Indagando su morti e scomparsi gli investigatori italiani scavano nel proprio animo

Indagare sulle vite degli altri porta il buon investigatore a guardare dentro di sé. E scoprire tensioni e passioni, un’inquieta curiosità ma anche, talvolta, torbidi pensieri. L’esistenza umana non è mai lineare. Lo racconta Pietro Fenoglio, anziano maresciallo dei carabinieri, protagonista di “La versione di Fenoglio” di Gianrico Carofiglio (Einaudi, pagg. 170, euro 16,50): una straordinaria conversazione con un ragazzo, Giulio, su indagini e conoscenza, inclinazione diffusa alla menzogna, apparenze ingannevoli e realtà disvelate, sorprendenti, dolorose. Il procedimento dell’inchiesta giudiziaria è come quello della ricerca scientifica: nessun pregiudizio, tesi da montare, smontare e rimontare.

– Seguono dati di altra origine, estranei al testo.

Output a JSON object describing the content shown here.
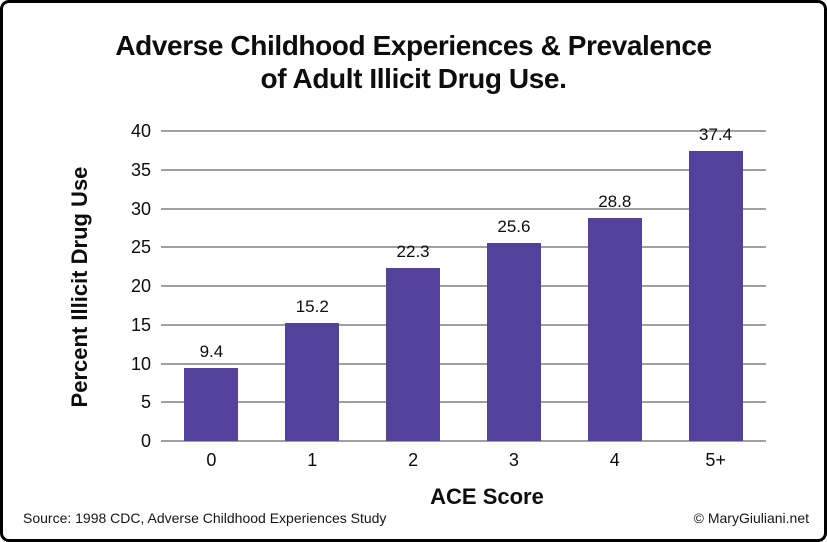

Per cercare appunto quella verità che “ha a che fare con la dignità di essere donne e uomini di fronte al caos dell’universo”. Così si sconfigge, quando si può, il cuore di tenebra.

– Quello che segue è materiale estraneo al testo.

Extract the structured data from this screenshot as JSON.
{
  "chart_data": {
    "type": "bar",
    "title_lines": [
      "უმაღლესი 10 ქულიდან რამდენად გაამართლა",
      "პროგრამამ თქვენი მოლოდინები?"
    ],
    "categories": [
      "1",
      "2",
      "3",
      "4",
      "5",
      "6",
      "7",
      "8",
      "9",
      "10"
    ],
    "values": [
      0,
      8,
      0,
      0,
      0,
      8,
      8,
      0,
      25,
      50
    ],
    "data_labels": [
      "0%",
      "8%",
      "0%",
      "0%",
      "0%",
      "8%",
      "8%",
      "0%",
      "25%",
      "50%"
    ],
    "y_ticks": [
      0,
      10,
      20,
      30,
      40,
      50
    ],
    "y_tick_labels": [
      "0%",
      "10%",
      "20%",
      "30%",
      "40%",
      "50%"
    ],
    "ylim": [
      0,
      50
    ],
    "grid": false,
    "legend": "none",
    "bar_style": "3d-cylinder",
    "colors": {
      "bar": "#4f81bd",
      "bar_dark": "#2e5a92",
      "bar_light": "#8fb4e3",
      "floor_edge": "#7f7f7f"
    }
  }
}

Spesso, è un cuore metropolitano. Su cui scende lo scandaglio di Alessandro Robecchi in “Tempi nuovi”, (Sellerio, pagg. 336, euro 15,00). Si comincia con un morto, un ragazzo apparentemente perbene, giustiziato alla periferia di Milano. Si continua con la scomparsa di un professore. S’intuisce un gran giro di denaro sporco. Su cui indagano Carlo Monterossi, autore “pentito” di trasmissioni trash in tv, una coppia di investigatori privati e una squadra di poliziotti ostinati, Ghezzi e Carella. C’è una donna del mistero, Gloria Grechi. E si scende agli inferi d’una Milano “nera” che “nuota su un mare di soldi, coca, puttane, usura, scommesse” e in cui “è tutto mischiato, brave persone che diventano delinquenti, occasioni che diventano tentazioni irresistibili”. Altro che glamour: “Una volta il crinale tra guardie e banditi, tra bene e male, era sottilissimo, una lama, e ora è un sentiero di montagna, larghi abbastanza da passarci agevolmente, e lo percorre anche gente normale, perbene... Lo fanno tutti, girano un sacco di soldi e sto fuori solo io?”. Talvolta si muore. Talvolta il crimine paga. E l’inquirente mastica amaro.

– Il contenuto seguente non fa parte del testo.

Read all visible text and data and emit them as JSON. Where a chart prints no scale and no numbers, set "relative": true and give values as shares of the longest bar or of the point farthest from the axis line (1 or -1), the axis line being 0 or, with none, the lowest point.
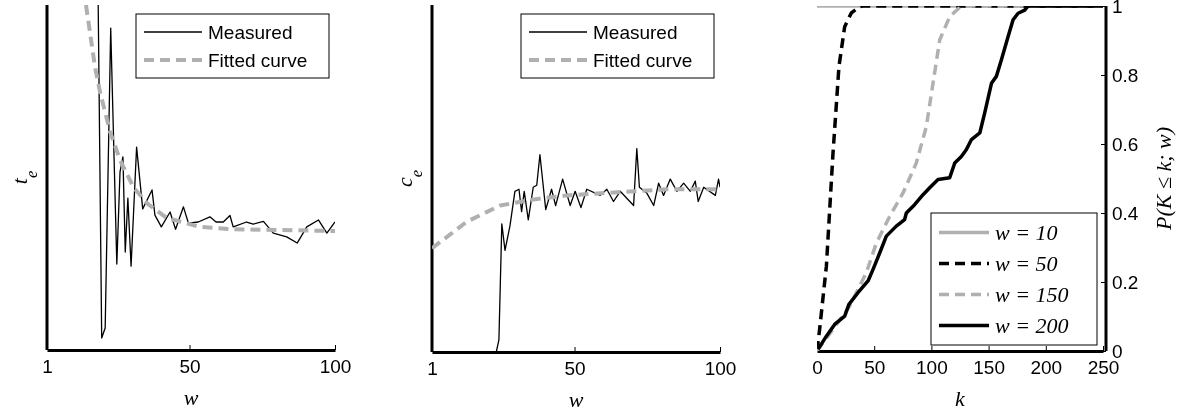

Si indaga, comunque. Cercando di fare coincidere ragione e istinto. Come si racconta in “Le parole di Sara”, l’ultimo romanzo di Maurizio de Giovanni (Rizzoli, pagg. 350, euro 19,00) secondo libro centrato sulla figura di Sara Morozzi, “la donna invisibile”, ex agente dei Servizi segreti, che l’autore definisce “lo svelamento delle mascherature”. Sara, donna tormentata, che ha lasciato la famiglia e un bambini di otto anni per seguire la storia d’amore della vita. Sara, investigatrice discreta e implacabile, innanzitutto con se stessa. Sara che, colpita da una sequela di lutti (l’uomo amato, che era anche il suo capo, il figlio mai più visto per vent’anni e ritrovato sul tavolo dell’obitorio), scopre d’essere nonna e di avere la forza per poter ricominciare a vivere. La storia è legata alla scomparsa d’un giovane ricercatore, amante di Teresa, l’ex amica e collega di Sara, diventata capo dei Servizi. Gli intrecci investono politica, criminalità mafiosa, abissi dei social network. Indagare è anche saper guardarsi dentro. A dare una mano d’aiuto, c’è Andrea, ex archivista di talento, cieco e capace di vedere cose che altrui non scorgono: un omaggio a Camilleri e ai suoi legami con Tiresia. Che occhi servono, per andare in fondo nel buio del cuore?

Vite incrociate, vite intrecciate, vite sconvolte da un piano criminale. Raccontate con sagace ironia proprio da Andrea Camilleri in “Km. 123”, un “giallo” Mondadori (pagg. 154, euro 15,00) che, accanto alle opere di altre “grandi firme”, Edgar Wallace, S. S. Van Dine, Renato Olivieri e Fruttero & Lucentini (con il loro capolavoro, “La donna della domenica”) rilancia la famosa collana di racconti polizieschi. Tutto comincia con un incidente stradale che si rivelerà come tentato omicidio. Si continua con una sarabanda di amori clandestini, affari immobiliari illegali, ricatti, vendette e, naturalmente, un paio di morti misteriose. E un ispettore di polizia, tanto lucido quanto il suo capo è stupido, scopre che... La fine non si svela. L’innocenza, anche se apparentemente solida, non abita affatto qui.